Developer Alexander Graf has successfully made the Windows version based on the default Arm architecture on a device  Mac M1, Which proves that the M1 chip is capable of running a Microsoft operating system through an emulator QEMU. Currently, Macs with the M1 chip do not support Windows nor is there a Boot Camp feature like it is on Intel Macs, but Windows support is a feature that many users would like to see. Boot Camp is a utility that came with your Mac that allows you to switch between macOS and Windows.

A developer successfully emulates Windows Arm on Mac M1

Using an emulator QEMU Open source, Graf was able to emulate the Arm version of Windows on the M1 chip, without emulation as Microsoft already has a Windows version dedicated to ARM called ARM64, but it has not updated it to work on the M1 and in addition, since the M1 chip is a dedicated Arm SoC, it is no longer It's possible to install x86 Windows or even x86 Windows apps using Boot Camp, as was the case with previous Intel-based Macs. However, he said in a tweet that when it is by default on the M1 Mac, Windows ARM64 can run x86 apps quite well. Although not as fast as Rosetta 2, it is very close together.

Graf was able to run the Windows ARM64 Insider Preview by making it the default through Hypervisor.framework. Apple says this allows users to interact with virtualization technologies without having to write kernel KEXTs.

Graf applied a custom "patch" to the QEMU virtualizer, which is said to be known for "achieving near-genuine performance" by executing guest code directly on the host CPU. This means that the Arm version of Windows can default to M1 Macs with excellent performance.
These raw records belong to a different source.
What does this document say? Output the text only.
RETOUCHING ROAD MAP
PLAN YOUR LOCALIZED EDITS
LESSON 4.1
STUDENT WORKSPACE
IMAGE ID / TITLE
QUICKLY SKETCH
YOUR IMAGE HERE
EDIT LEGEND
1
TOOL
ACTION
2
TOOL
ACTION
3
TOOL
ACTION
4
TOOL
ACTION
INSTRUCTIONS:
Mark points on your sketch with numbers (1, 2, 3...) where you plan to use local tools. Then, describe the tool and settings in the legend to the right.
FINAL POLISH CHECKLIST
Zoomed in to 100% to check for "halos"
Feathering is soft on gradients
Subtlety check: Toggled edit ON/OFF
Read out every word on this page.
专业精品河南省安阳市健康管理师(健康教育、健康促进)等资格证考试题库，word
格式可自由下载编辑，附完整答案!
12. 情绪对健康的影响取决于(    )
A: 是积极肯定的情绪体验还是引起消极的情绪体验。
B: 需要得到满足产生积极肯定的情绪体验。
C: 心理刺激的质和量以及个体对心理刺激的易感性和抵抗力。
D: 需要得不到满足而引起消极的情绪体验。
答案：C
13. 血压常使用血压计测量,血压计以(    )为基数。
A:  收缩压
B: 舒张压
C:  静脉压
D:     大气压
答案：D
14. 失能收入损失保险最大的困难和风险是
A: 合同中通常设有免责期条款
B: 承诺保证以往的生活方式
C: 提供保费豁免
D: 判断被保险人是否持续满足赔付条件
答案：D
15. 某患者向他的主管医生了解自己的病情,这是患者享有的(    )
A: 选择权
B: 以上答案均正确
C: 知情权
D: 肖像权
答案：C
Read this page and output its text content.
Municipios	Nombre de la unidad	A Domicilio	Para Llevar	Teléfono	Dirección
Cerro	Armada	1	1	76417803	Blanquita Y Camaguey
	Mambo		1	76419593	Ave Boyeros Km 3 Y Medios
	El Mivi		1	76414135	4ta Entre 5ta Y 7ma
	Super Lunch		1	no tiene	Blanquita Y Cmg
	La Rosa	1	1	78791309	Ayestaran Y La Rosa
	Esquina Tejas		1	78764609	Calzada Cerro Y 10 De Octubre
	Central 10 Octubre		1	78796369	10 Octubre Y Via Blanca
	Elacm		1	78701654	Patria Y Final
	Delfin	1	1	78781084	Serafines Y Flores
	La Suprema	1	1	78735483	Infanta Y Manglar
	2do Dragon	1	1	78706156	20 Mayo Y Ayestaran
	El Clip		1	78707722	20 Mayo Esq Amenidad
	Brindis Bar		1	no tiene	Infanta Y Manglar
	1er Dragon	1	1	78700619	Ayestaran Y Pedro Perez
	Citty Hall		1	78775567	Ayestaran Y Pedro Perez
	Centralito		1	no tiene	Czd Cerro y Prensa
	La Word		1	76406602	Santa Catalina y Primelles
Although Graf's experiment is still in an early stage, he believes others can develop his findings. “It's the early days of this. It is definitely possible to reproduce my results, all corrections are in the mailing list, but do not expect a stable and fully functional system yet. It is calculated in the end that Graf proved that Windows is capable of working on M1 Macs.

Apple's chief of software engineering, Craig Federighi, recently said that Windows' access to M1 Macs is "up to Microsoft". The M1 chip contains the basic technologies needed to run Windows, but Microsoft has to decide whether to license the Arm version of Windows for Mac users.

What do you think of this experiment? Will it affect M1 sales? Let us know in the comments.